The mayor chose Clean Air Day on June 20 to announce plans to close 20 kilometers of the capital’s roads to motorized vehicles on Sept 22 as part of World Car-Free Day. Closed-off streets include those in the financial core and adjacent areas that are popular with tourists as well as London Bridge and Tower Bridge.

Paul Hocker, director of London Play, a charity that campaigns for more opportunities for children to be able to play in the capital, said: “For 364 days a year, the car is king in the capital, but on Sept 22 it’s all change. Car-Free Day brings clean air, community fun, and play on the street to London.”

And Will Norman, London’s walking and cycling commissioner, said: “Transforming neighborhoods gives Londoners the opportunity to get to know their neighbors, strengthening their community. It will also help build on our work to reduce reliance on cars and clean up our toxic air.”

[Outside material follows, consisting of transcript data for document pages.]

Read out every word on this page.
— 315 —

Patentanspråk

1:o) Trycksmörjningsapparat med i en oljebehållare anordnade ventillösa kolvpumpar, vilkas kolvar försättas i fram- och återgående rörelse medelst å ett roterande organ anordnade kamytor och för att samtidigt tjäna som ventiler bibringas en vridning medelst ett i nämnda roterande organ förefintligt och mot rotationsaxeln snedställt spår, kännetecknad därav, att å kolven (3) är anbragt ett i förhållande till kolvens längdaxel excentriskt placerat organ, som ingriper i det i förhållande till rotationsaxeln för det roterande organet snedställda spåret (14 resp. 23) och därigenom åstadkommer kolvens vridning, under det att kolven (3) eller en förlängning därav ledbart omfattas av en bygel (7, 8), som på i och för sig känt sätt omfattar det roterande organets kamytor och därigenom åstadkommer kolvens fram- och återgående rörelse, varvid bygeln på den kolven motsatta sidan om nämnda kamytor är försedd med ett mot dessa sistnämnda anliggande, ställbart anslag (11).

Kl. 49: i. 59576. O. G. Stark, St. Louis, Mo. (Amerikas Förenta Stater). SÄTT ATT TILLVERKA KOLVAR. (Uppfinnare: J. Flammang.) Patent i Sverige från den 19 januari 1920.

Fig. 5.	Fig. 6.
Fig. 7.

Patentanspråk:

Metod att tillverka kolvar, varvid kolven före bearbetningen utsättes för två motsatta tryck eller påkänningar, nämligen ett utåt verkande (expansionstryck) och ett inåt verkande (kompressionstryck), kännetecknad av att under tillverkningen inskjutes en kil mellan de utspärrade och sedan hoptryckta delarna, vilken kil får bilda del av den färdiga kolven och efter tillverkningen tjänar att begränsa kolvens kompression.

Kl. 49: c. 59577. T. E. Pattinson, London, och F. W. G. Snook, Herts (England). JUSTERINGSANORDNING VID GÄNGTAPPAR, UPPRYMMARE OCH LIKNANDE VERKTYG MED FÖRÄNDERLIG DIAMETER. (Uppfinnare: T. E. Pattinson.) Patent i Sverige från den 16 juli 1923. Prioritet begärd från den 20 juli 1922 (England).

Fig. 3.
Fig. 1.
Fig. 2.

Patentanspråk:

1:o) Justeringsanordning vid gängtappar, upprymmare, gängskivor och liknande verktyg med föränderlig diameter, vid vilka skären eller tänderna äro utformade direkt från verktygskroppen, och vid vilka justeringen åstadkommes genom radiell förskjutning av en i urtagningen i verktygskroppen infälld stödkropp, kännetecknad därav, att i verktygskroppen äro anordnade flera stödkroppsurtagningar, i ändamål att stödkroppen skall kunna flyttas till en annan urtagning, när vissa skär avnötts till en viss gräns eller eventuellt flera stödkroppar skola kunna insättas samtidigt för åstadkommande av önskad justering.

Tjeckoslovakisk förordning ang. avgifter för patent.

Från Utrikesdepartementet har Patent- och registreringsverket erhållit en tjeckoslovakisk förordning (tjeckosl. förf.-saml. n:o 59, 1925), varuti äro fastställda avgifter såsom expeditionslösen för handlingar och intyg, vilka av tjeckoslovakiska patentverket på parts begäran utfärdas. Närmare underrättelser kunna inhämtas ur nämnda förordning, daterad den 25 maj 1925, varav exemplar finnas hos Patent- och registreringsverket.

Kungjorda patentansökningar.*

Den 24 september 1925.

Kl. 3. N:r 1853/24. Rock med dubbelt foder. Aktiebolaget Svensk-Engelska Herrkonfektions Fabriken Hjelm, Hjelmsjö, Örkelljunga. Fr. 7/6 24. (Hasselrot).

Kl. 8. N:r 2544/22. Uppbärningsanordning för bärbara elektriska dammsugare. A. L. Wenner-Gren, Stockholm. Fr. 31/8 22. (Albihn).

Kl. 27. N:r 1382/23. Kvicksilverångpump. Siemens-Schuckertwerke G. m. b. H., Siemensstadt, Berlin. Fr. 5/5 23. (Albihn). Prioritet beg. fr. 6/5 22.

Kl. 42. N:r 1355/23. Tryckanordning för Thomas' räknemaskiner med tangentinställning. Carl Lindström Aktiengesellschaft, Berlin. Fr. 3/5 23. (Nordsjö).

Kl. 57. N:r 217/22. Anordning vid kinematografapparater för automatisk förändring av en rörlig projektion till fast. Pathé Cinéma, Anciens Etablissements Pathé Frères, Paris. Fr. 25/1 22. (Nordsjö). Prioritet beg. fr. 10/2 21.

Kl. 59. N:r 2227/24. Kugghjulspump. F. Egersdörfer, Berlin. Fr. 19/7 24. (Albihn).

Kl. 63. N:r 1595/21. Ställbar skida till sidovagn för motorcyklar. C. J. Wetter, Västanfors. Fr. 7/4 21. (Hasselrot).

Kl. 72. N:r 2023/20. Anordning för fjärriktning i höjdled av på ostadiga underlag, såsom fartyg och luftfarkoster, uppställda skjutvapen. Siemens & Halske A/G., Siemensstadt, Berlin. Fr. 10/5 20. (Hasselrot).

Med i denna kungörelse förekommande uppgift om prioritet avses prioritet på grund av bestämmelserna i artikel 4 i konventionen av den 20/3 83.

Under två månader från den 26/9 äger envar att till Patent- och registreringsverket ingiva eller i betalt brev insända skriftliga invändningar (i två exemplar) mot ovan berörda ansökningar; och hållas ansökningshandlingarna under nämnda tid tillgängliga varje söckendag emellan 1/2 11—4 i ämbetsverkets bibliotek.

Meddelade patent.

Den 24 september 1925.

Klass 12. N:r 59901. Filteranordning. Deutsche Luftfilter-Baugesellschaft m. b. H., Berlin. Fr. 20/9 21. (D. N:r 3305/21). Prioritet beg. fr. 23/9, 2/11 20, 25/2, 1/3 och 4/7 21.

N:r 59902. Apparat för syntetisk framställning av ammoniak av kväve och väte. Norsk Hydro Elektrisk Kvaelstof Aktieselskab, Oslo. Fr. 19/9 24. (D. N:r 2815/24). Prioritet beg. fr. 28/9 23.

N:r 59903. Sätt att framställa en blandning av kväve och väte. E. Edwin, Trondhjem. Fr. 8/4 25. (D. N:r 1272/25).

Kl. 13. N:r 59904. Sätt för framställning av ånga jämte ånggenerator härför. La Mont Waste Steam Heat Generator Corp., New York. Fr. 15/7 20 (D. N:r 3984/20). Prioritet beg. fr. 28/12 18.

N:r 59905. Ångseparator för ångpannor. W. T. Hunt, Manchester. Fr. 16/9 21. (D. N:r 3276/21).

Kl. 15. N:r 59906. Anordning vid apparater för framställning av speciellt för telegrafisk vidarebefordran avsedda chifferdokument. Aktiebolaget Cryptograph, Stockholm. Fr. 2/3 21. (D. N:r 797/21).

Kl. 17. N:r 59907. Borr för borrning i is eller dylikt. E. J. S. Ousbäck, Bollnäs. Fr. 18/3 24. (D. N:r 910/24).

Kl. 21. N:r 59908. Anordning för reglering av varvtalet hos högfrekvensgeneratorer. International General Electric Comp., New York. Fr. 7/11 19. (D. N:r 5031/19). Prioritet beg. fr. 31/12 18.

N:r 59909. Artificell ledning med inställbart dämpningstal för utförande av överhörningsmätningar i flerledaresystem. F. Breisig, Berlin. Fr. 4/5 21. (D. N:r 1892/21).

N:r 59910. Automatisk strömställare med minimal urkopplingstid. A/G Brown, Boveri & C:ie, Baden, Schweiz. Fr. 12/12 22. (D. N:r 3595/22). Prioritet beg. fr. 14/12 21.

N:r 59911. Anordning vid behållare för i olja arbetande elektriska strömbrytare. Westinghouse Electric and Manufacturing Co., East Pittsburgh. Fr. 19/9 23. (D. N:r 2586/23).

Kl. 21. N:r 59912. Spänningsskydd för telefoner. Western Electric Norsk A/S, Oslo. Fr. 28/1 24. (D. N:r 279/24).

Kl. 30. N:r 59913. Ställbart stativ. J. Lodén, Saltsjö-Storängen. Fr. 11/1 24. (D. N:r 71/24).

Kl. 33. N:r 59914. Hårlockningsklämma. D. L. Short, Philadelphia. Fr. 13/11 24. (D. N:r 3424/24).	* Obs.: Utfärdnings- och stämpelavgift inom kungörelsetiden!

The event will feature 200 Play Streets across the capital’s 32 boroughs, and 100 Healthy School Streets, which will feature car-free roads around schools so families can walk to class in a stress-free environment. Parks and high streets will also be out of bounds to cars and trucks.And there will be live music, treasure hunts, pop-up playgrounds, BMX rides, and street performances as well.

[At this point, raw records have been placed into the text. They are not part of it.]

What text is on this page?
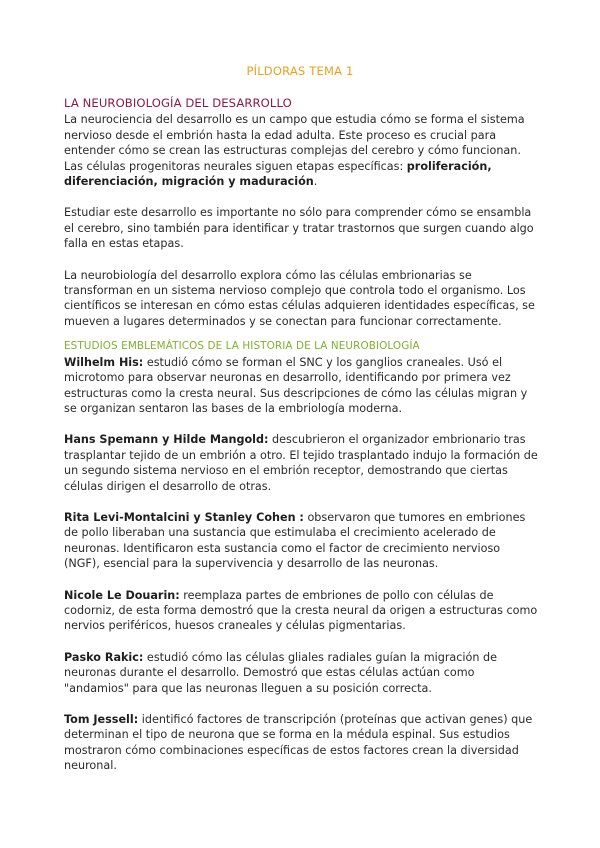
PÍLDORAS TEMA 1
LA NEUROBIOLOGÍA DEL DESARROLLO

La neurociencia del desarrollo es un campo que estudia cómo se forma el sistema nervioso desde el embrión hasta la edad adulta. Este proceso es crucial para entender cómo se crean las estructuras complejas del cerebro y cómo funcionan. Las células progenitoras neurales siguen etapas específicas: proliferación, diferenciación, migración y maduración.

Estudiar este desarrollo es importante no sólo para comprender cómo se ensambla el cerebro, sino también para identificar y tratar trastornos que surgen cuando algo falla en estas etapas.

La neurobiología del desarrollo explora cómo las células embrionarias se transforman en un sistema nervioso complejo que controla todo el organismo. Los científicos se interesan en cómo estas células adquieren identidades específicas, se mueven a lugares determinados y se conectan para funcionar correctamente.

ESTUDIOS EMBLEMÁTICOS DE LA HISTORIA DE LA NEUROBIOLOGÍA

Wilhelm His: estudió cómo se forman el SNC y los ganglios craneales. Usó el microtomo para observar neuronas en desarrollo, identificando por primera vez estructuras como la cresta neural. Sus descripciones de cómo las células migran y se organizan sentaron las bases de la embriología moderna.

Hans Spemann y Hilde Mangold: descubrieron el organizador embrionario tras trasplantar tejido de un embrión a otro. El tejido trasplantado indujo la formación de un segundo sistema nervioso en el embrión receptor, demostrando que ciertas células dirigen el desarrollo de otras.

Rita Levi-Montalcini y Stanley Cohen : observaron que tumores en embriones de pollo liberaban una sustancia que estimulaba el crecimiento acelerado de neuronas. Identificaron esta sustancia como el factor de crecimiento nervioso (NGF), esencial para la supervivencia y desarrollo de las neuronas.

Nicole Le Douarin: reemplaza partes de embriones de pollo con células de codorniz, de esta forma demostró que la cresta neural da origen a estructuras como nervios periféricos, huesos craneales y células pigmentarias.

Pasko Rakic: estudió cómo las células gliales radiales guían la migración de neuronas durante el desarrollo. Demostró que estas células actúan como "andamios" para que las neuronas lleguen a su posición correcta.

Tom Jessell: identificó factores de transcripción (proteínas que activan genes) que determinan el tipo de neurona que se forma en la médula espinal. Sus estudios mostraron cómo combinaciones específicas de estos factores crean la diversidad neuronal.
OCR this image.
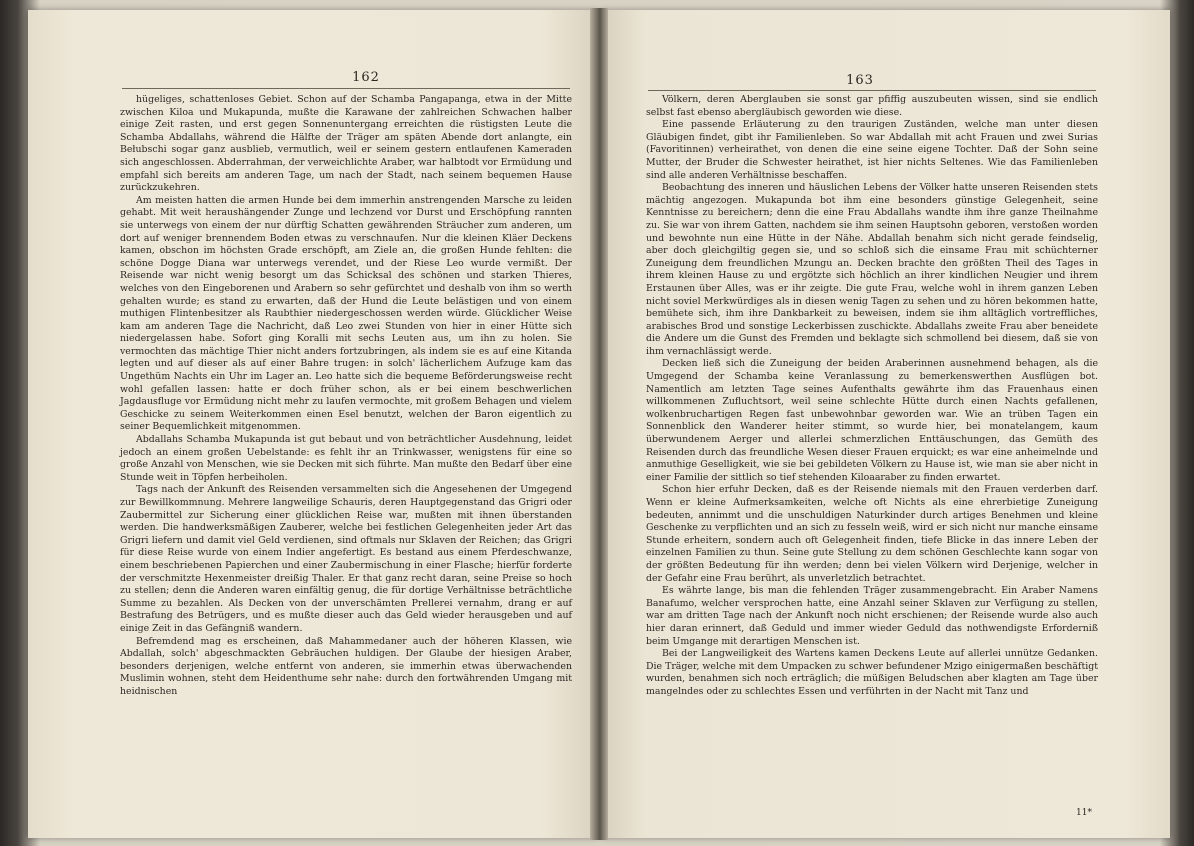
162

hügeliges, schattenloses Gebiet. Schon auf der Schamba Pangapanga, etwa in der Mitte zwischen Kiloa und Mukapunda, mußte die Karawane der zahlreichen Schwachen halber einige Zeit rasten, und erst gegen Sonnenuntergang erreichten die rüstigsten Leute die Schamba Abdallahs, während die Hälfte der Träger am späten Abende dort anlangte, ein Bełubschi sogar ganz ausblieb, vermutlich, weil er seinem gestern entlaufenen Kameraden sich angeschlossen. Abderrahman, der verweichlichte Araber, war halbtodt vor Ermüdung und empfahl sich bereits am anderen Tage, um nach der Stadt, nach seinem bequemen Hause zurückzukehren.

Am meisten hatten die armen Hunde bei dem immerhin anstrengenden Marsche zu leiden gehabt. Mit weit heraushängender Zunge und lechzend vor Durst und Erschöpfung rannten sie unterwegs von einem der nur dürftig Schatten gewährenden Sträucher zum anderen, um dort auf weniger brennendem Boden etwas zu verschnaufen. Nur die kleinen Kläer Deckens kamen, obschon im höchsten Grade erschöpft, am Ziele an, die großen Hunde fehlten: die schöne Dogge Diana war unterwegs verendet, und der Riese Leo wurde vermißt. Der Reisende war nicht wenig besorgt um das Schicksal des schönen und starken Thieres, welches von den Eingeborenen und Arabern so sehr gefürchtet und deshalb von ihm so werth gehalten wurde; es stand zu erwarten, daß der Hund die Leute belästigen und von einem muthigen Flintenbesitzer als Raubthier niedergeschossen werden würde. Glücklicher Weise kam am anderen Tage die Nachricht, daß Leo zwei Stunden von hier in einer Hütte sich niedergelassen habe. Sofort ging Koralli mit sechs Leuten aus, um ihn zu holen. Sie vermochten das mächtige Thier nicht anders fortzubringen, als indem sie es auf eine Kitanda legten und auf dieser als auf einer Bahre trugen: in solch' lächerlichem Aufzuge kam das Ungethüm Nachts ein Uhr im Lager an. Leo hatte sich die bequeme Beförderungsweise recht wohl gefallen lassen: hatte er doch früher schon, als er bei einem beschwerlichen Jagdausfluge vor Ermüdung nicht mehr zu laufen vermochte, mit großem Behagen und vielem Geschicke zu seinem Weiterkommen einen Esel benutzt, welchen der Baron eigentlich zu seiner Bequemlichkeit mitgenommen.

Abdallahs Schamba Mukapunda ist gut bebaut und von beträchtlicher Ausdehnung, leidet jedoch an einem großen Uebelstande: es fehlt ihr an Trinkwasser, wenigstens für eine so große Anzahl von Menschen, wie sie Decken mit sich führte. Man mußte den Bedarf über eine Stunde weit in Töpfen herbeiholen.

Tags nach der Ankunft des Reisenden versammelten sich die Angesehenen der Umgegend zur Bewillkommnung. Mehrere langweilige Schauris, deren Hauptgegenstand das Grigri oder Zaubermittel zur Sicherung einer glücklichen Reise war, mußten mit ihnen überstanden werden. Die handwerksmäßigen Zauberer, welche bei festlichen Gelegenheiten jeder Art das Grigri liefern und damit viel Geld verdienen, sind oftmals nur Sklaven der Reichen; das Grigri für diese Reise wurde von einem Indier angefertigt. Es bestand aus einem Pferdeschwanze, einem beschriebenen Papierchen und einer Zaubermischung in einer Flasche; hierfür forderte der verschmitzte Hexenmeister dreißig Thaler. Er that ganz recht daran, seine Preise so hoch zu stellen; denn die Anderen waren einfältig genug, die für dortige Verhältnisse beträchtliche Summe zu bezahlen. Als Decken von der unverschämten Prellerei vernahm, drang er auf Bestrafung des Betrügers, und es mußte dieser auch das Geld wieder herausgeben und auf einige Zeit in das Gefängniß wandern.

Befremdend mag es erscheinen, daß Mahammedaner auch der höheren Klassen, wie Abdallah, solch' abgeschmackten Gebräuchen huldigen. Der Glaube der hiesigen Araber, besonders derjenigen, welche entfernt von anderen, sie immerhin etwas überwachenden Muslimin wohnen, steht dem Heidenthume sehr nahe: durch den fortwährenden Umgang mit heidnischen

163

Völkern, deren Aberglauben sie sonst gar pfiffig auszubeuten wissen, sind sie endlich selbst fast ebenso abergläubisch geworden wie diese.

Eine passende Erläuterung zu den traurigen Zuständen, welche man unter diesen Gläubigen findet, gibt ihr Familienleben. So war Abdallah mit acht Frauen und zwei Surias (Favoritinnen) verheirathet, von denen die eine seine eigene Tochter. Daß der Sohn seine Mutter, der Bruder die Schwester heirathet, ist hier nichts Seltenes. Wie das Familienleben sind alle anderen Verhältnisse beschaffen.

Beobachtung des inneren und häuslichen Lebens der Völker hatte unseren Reisenden stets mächtig angezogen. Mukapunda bot ihm eine besonders günstige Gelegenheit, seine Kenntnisse zu bereichern; denn die eine Frau Abdallahs wandte ihm ihre ganze Theilnahme zu. Sie war von ihrem Gatten, nachdem sie ihm seinen Hauptsohn geboren, verstoßen worden und bewohnte nun eine Hütte in der Nähe. Abdallah benahm sich nicht gerade feindselig, aber doch gleichgiltig gegen sie, und so schloß sich die einsame Frau mit schüchterner Zuneigung dem freundlichen Mzungu an. Decken brachte den größten Theil des Tages in ihrem kleinen Hause zu und ergötzte sich höchlich an ihrer kindlichen Neugier und ihrem Erstaunen über Alles, was er ihr zeigte. Die gute Frau, welche wohl in ihrem ganzen Leben nicht soviel Merkwürdiges als in diesen wenig Tagen zu sehen und zu hören bekommen hatte, bemühete sich, ihm ihre Dankbarkeit zu beweisen, indem sie ihm alltäglich vortreffliches, arabisches Brod und sonstige Leckerbissen zuschickte. Abdallahs zweite Frau aber beneidete die Andere um die Gunst des Fremden und beklagte sich schmollend bei diesem, daß sie von ihm vernachlässigt werde.

Decken ließ sich die Zuneigung der beiden Araberinnen ausnehmend behagen, als die Umgegend der Schamba keine Veranlassung zu bemerkenswerthen Ausflügen bot. Namentlich am letzten Tage seines Aufenthalts gewährte ihm das Frauenhaus einen willkommenen Zufluchtsort, weil seine schlechte Hütte durch einen Nachts gefallenen, wolkenbruchartigen Regen fast unbewohnbar geworden war. Wie an trüben Tagen ein Sonnenblick den Wanderer heiter stimmt, so wurde hier, bei monatelangem, kaum überwundenem Aerger und allerlei schmerzlichen Enttäuschungen, das Gemüth des Reisenden durch das freundliche Wesen dieser Frauen erquickt; es war eine anheimelnde und anmuthige Geselligkeit, wie sie bei gebildeten Völkern zu Hause ist, wie man sie aber nicht in einer Familie der sittlich so tief stehenden Kiloaaraber zu finden erwartet.

Schon hier erfuhr Decken, daß es der Reisende niemals mit den Frauen verderben darf. Wenn er kleine Aufmerksamkeiten, welche oft Nichts als eine ehrerbietige Zuneigung bedeuten, annimmt und die unschuldigen Naturkinder durch artiges Benehmen und kleine Geschenke zu verpflichten und an sich zu fesseln weiß, wird er sich nicht nur manche einsame Stunde erheitern, sondern auch oft Gelegenheit finden, tiefe Blicke in das innere Leben der einzelnen Familien zu thun. Seine gute Stellung zu dem schönen Geschlechte kann sogar von der größten Bedeutung für ihn werden; denn bei vielen Völkern wird Derjenige, welcher in der Gefahr eine Frau berührt, als unverletzlich betrachtet.

Es währte lange, bis man die fehlenden Träger zusammengebracht. Ein Araber Namens Banafumo, welcher versprochen hatte, eine Anzahl seiner Sklaven zur Verfügung zu stellen, war am dritten Tage nach der Ankunft noch nicht erschienen; der Reisende wurde also auch hier daran erinnert, daß Geduld und immer wieder Geduld das nothwendigste Erforderniß beim Umgange mit derartigen Menschen ist.

Bei der Langweiligkeit des Wartens kamen Deckens Leute auf allerlei unnütze Gedanken. Die Träger, welche mit dem Umpacken zu schwer befundener Mzigo einigermaßen beschäftigt wurden, benahmen sich noch erträglich; die müßigen Beludschen aber klagten am Tage über mangelndes oder zu schlechtes Essen und verführten in der Nacht mit Tanz und

11*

Khan said he wants “as many Londoners as possible to join in the fun and see the city from a different perspective”.

The municipality is hoping as many as 150,000 Londoners will participate in activities on the day that will be aimed at promoting walking, cycling, and other non-polluting modes of transport.

The Guardian newspaper said as many as 9,000 people die prematurely each year because of toxic air in the United Kingdom’s capital and around 40,000 nationwide. Some 2 million people, including 400,000 children, live in parts of the capital that have air quality that does not meet the legal minimum standard.

Areeba Hamid, a spokesperson for Greenpeace UK, told the paper: “It’s exciting to see London adopting the idea of having a car-free day, something great cities across the world, from Paris to Bogota, have been giving a try … Reducing toxic air pollution and carbon emissions are vital, but they are far from the only benefit of reclaiming our streets.”

Last year, ajoint inquiry carried out by lawmakers in the UK’s Parliament described air pollution as a “national health emergency” and criticized attempts by the central government and by local authorities to tackle the problem as “woefully inadequate”.

Khan has set a target of, by 2041, having 80 percent of journeys in London made with alternative methods of transport to cars. The Evening Standard newspaper said the figure currently stands at 63 percent.